Donnerstag, 27. Oktober 2011
Eine Überdosis Glück im Augenblick
Mikroboy in Düsseldorf, Stahlwerk, 26.10.2011

Gefühlt belegen stets die besten, die wertvollsten Musiker bei kommerziellen Veranstaltungen und vergleichenden Rankings die letzten Plätze. Wenn es für diesen gefühlten Fakt („Fühl-Fakt“, d. Gedankensturm-Wortschöpfungs-Lexikon) eines weiteren, aktuellen Beweises bedurft hätte, so könnten Indie-Pop-Liebhaber der Gegenwart von der Band Mikroboy erzählen. Diese Herrschaften um Sänger Michael Ludes vereinen eingängige und doch nachdenkliche Hymnen mit einer einmaligen Portion melancholischer Hoffnung, die durch einen seichten Schuss Elektronik bis auf die Spitze getrieben wird.
Wer all diese Eigenschaften zusammen zählt und für ein, zwei Minuten der aktuellen Single „Es hat sich einiges getan“ http://www.youtube.com/watch?v=u2AMrAJYTOs lauscht und dann noch von Teilnahmen am Bundesvision Song Contest hört, wird diese Gleichung wahrscheinlich mit „Das nächste große Ding“ lösen. Zum Glück der Jetzt-schon-Fans und zum Pech der Geldbörsen der Mikrojungs funktioniert der Musikmarkt dann doch nicht so einfach und daher belegte die Band vor ziemlich genau einem Jahr für das Saarland den vorletzten Platz. Das neue, das zweite Album „Eine Frage der Zeit“ stieg auf Platz 96 in die Charts ein.
All dies führt dazu, dass sich an einem Mittwochabend Ende Oktober ca. 50 Leute in das Düsseldorfer Stahlwerk verirren und ein wahrlich wundervolles Konzert erleben.
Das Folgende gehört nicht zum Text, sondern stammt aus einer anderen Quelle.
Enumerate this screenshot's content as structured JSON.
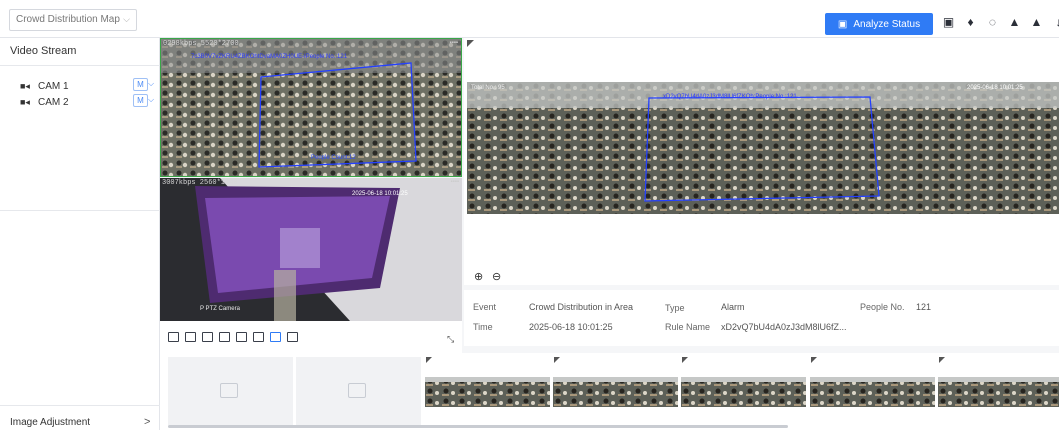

Ein junger Mann aus Hamburg, der beteuert, sonst nicht alleine auf der Bühne zu stehen, eröffnet singer-songwriter-mäßig sehr stimmungsvoll den Abend. Das Publikum, eine Mischung aus kleinen bis mittelgroßen Mädchen und alternativen Konzertgängern ist locker warm gespielt. Dann kommen die extrem gut gelaunten Mikroboy an die Instrumente und verströmen vom ersten Augenblick an eine dynamische Mischung aus Euphorie und Melancholie, dass es selbst noch nicht warm gespielten Zuhörern auf der Stelle warm ums Herz wird. „Raus mit der schlechten Luft, rein mit der guten“ - den Titel ihrer allerersten Single scheint die fröhliche Kapelle sich als Konzert-, wenn nicht als Lebens-Motto angeeignet zu haben. In einer maximal zu 1/3 Drittel gefüllten Halle kann natürlich keine Sauna-Atmosphäre aufkommen, dennoch wippt und tanzt das vom Glück bestäubte Publikum eifrig im Takt mit dem Zauber des Blütenstaubs, der langsam aber stetig von der Bühne rieselt. Grund genug für Frontmann Michi Ludes, die Textsicherheit des lauschenden Volkes zu testen. Und so erklingt bald darauf der wunderbare Refrain von „Nichts ist umsonst“ aus nicht wenigen Kehlen:

„Denn nur wer weiß, wohin er will und was er kann
kann auch schaffen, was die Welt von ihm verlangt“

Spätestens ab diesem gelungenen Interaktionstest ist der Funke endgültig übergesprungen. Mikroboy spielen 15 Songs ohne Pause, aber mit viel Rhythmus und Herz durch den Abend. Trinken kurz ein Bierchen während die Jetzt-Fans begeistert nach einer Zugabe verlangen. Diese fällt ganze 6 Kulturgüter stark aus und gipfelt in der Lebensreflektionshymne „Vom Leben und Verstehen“. Besser als mit den hierin enthalten Worten kann man sowieso überhaupt gar nichts beschreiben, darum hält der Verfasser dieser Zeilen jetzt einfach mal die Fresse und verneigt sich in stiller Ehrfurcht vor dem, der folgendes zu Papier brachte:

"Eine Mischung aus Erinnerung und Traum,
doch wenn ich ehrlich bin erinnere ich mich kaum.
Was zu dem Schluss führt, dass die Phantasie gewinnt,
eine Überdosis Glück im Augenblick
und wenn es nötig ist bleibt nichts davon zurück"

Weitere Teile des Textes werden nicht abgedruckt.